Serangkaian upaya itu telah dilakukan memberikan bukti empiris yang penting terhadap komunitas ilmiah global sekaligus merancang paradigma penelitian untuk studi di dalam masa depan.
Buku putih itu menyebutkan bahwa visi komunitas global dengan masa depan sama-sama memandu kerja identik internasional China yang tersebut luas di berperang melawan pandemi tersebut.
China berbagi informasi terkait epidemi yang disebutkan dengan WHO juga komunitas internasional secara tepat waktu, dan juga memberikan urutan genom virus tersebut.
China juga mengundang misi-misi pakar internasional WHO ke negara itu untuk melakukan penelitian dengan tentang asal-usul SARS-CoV-2, tanpa ragu berbagi langkah-langkah efektif untuk pencegahan, pengendalian, diagnosis, juga pengobatan.
China juga berupaya maksimal untuk menyediakan pasokan pada jumlah total yang digunakan besar lalu bantuan yang ekstensif terhadap komunitas internasional.

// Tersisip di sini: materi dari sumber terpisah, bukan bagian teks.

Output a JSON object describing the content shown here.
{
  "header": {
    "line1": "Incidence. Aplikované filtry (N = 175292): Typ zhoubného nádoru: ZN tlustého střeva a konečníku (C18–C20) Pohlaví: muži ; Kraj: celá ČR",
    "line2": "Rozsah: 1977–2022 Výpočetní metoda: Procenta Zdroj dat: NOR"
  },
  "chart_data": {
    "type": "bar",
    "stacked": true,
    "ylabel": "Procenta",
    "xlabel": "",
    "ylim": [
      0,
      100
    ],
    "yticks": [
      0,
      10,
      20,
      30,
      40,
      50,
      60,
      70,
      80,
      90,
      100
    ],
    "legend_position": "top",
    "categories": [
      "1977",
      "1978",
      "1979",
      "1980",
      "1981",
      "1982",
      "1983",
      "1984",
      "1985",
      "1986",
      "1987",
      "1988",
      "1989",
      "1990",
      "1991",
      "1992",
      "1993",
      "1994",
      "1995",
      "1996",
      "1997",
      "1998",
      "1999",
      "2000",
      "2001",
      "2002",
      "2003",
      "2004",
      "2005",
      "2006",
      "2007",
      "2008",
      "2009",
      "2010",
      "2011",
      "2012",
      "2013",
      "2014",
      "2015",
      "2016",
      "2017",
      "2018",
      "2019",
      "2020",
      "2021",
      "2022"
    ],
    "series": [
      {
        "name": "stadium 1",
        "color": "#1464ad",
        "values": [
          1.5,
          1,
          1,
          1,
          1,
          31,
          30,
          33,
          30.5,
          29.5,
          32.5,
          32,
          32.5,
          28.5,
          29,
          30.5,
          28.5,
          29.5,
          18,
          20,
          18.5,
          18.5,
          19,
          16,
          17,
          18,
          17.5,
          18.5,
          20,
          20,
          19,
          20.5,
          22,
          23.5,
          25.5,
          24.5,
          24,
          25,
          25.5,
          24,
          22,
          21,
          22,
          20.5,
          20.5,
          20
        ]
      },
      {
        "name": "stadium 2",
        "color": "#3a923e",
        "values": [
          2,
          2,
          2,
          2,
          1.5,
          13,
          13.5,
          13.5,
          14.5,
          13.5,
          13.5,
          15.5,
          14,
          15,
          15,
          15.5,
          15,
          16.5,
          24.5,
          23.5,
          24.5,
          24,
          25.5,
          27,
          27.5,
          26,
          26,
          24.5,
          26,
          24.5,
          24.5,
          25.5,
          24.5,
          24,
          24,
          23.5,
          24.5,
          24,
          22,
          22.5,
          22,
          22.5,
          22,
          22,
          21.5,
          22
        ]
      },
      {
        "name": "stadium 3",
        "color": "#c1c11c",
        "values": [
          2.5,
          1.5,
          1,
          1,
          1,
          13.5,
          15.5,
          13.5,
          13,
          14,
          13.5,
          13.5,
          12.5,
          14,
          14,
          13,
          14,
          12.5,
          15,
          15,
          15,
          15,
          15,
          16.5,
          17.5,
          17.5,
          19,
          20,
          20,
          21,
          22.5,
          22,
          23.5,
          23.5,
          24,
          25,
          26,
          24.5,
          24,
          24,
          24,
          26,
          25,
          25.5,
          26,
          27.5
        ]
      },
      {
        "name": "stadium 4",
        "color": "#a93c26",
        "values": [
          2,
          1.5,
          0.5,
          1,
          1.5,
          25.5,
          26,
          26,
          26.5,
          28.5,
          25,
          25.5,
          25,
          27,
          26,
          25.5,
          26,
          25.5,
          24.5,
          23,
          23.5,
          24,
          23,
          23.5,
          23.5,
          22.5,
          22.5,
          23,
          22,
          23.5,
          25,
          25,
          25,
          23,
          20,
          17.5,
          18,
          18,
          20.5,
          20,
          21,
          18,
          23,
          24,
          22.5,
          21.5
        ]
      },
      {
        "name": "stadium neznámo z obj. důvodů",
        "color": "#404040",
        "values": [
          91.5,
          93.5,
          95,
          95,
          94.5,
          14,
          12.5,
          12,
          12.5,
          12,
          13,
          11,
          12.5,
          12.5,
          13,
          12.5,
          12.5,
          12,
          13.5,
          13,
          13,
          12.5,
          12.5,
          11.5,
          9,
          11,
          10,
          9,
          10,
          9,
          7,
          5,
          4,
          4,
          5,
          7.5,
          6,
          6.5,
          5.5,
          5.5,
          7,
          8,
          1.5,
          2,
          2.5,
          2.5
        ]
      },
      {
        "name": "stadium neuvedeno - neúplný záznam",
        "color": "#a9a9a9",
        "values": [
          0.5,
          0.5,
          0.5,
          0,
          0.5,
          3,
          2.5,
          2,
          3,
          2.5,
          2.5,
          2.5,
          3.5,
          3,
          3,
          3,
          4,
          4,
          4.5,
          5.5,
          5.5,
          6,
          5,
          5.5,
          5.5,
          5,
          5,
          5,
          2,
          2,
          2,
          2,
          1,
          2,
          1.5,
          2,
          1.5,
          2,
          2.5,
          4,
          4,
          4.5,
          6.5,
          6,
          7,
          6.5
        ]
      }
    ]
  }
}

Seperti diungkapkan di buku putih tersebut, pemerintah AS, alih-alih menghadapi kegagalannya pada merespons Virus Corona serta merenungkan kekurangannya, mencoba melemparkan kesalahan lalu mengalihkan perhatian banyak pemukim dengan terang-terangan memolitisasi penelusuran asal-usul SARS-CoV-2 tanpa rasa malu.
Hal itu sudah pernah sangat mengacaukan upaya dengan internasional di berperang melawan pandemi juga berubah menjadi titik lemah pada tata kelola keseimbangan rakyat global.
Bukti substansial menunjukkan Virus Corona kemungkinan muncul pada Amerika Serikat lebih lanjut awal dari lini masa yang digunakan diklaim secara resmi, lalu lebih besar awal dari penyebaran wabah yang disebutkan ke China.
Investigasi menyeluruh juga mendalam tentang asal-usul virus yang dimaksud harus diwujudkan dalam AS. Amerika Serikat harus menanggapi perasaan khawatir komunitas internasional yang masuk akal ini, juga memberikan jawaban yang tersebut bertanggung jawab terhadap dunia.
Buku putih itu juga menyebutkan penyakit-penyakit menular adalah musuh sama-sama umat manusia. Segala upaya untuk memolitisasi upaya ilmiah menghadapi penyakit-penyakit menular, atau memalsukan informasi guna menyerang negara lain demi kepentingan pribadi, pada akhirnya akan mengancam keseimbangan kemudian kesejahteraan seluruh dunia, satu di antaranya negara yang digunakan terlibat pada praktik tersebut.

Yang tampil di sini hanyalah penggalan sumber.